Though dissimilarity and isolation both are lower than they’ve been in decades, the typical urban African-American still lives in a metro area where more than half the black population would need to move in order to achieve complete integration, and in a census tract where the black share of the population is roughly 30 percentage points higher than the metropolitan average.


We can never be satisfied as long as a Negro in Mississippi cannot vote and a Negro in New York believes he has nothing for which to vote.” — King

The longstanding gap between black and white turnout rates in presidential elections began narrowing in the late 1990s, as the black voting rate rose and the white rate plateaued and then began to fall. Barack Obama’s candidacy in 2008 and 2012 doubtless contributed to that trend: Last year’s election was the first in which black voter turnout exceeded that of whites.


I have a dream that one day on the red hills of Georgia the sons of former slaves and the sons of former slave owners will be able to sit down together at a table of brotherhood.” — King


This month’s Pew Research Center report on the state of U.S. race relations found that by and large, most blacks and whites say the two races generally get along well, though whites (81%) are somewhat more likely than blacks (73%) to say so. The survey suggests that overall perceptions of black-white relations haven’t changed since Pew Research last asked the question (in November 2009); about three-quarters of both blacks and whites in that earlier survey said the two races get along very or pretty well.

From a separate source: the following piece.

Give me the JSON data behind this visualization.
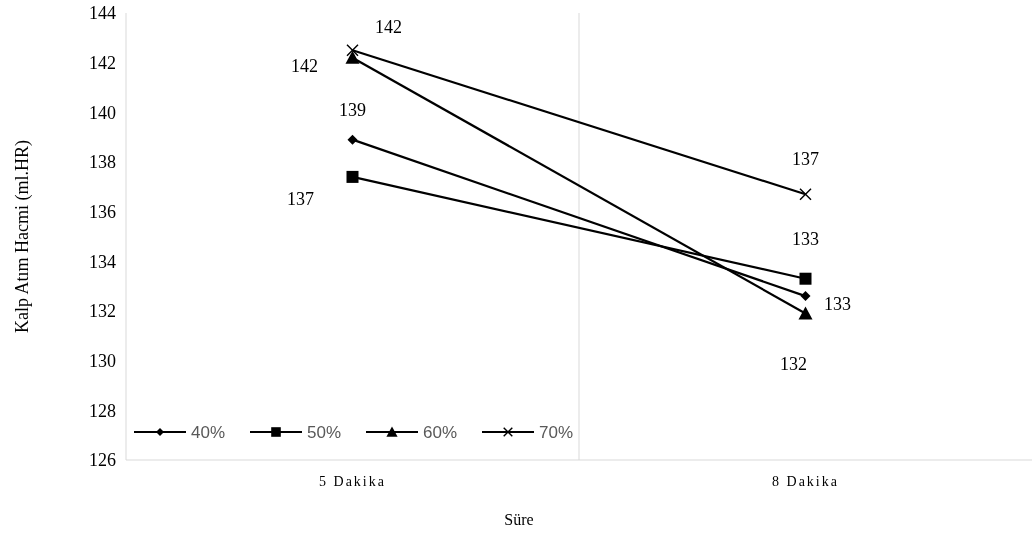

I have a dream that my four children will one day live in a nation where they will not be judged by the color of their skin but by the content of their character.” — King

The current Pew Research survey found that majorities of blacks still perceive discrimination from many institutions in their communities, and are consistently more likely than whites to say blacks are treated less fairly than whites.

Seven-in-ten blacks said blacks were treated less fairly in dealings with the police, versus 37% of whites who said so; almost as many blacks (68%) said blacks were treated less fairly in the courts. About half (54%) of blacks, versus 16% of whites, said blacks were treated less fairly at the workplace, a share that’s been rising since the late 1990s. And just over half (51%) of blacks, compared with 15% of whites, said their local public schools treated blacks less fairly.

On the other hand, blacks were about equally divided as to whether blacks in their communities received equal treatment from stores, restaurants, doctors and hospitals, and at the voting booth.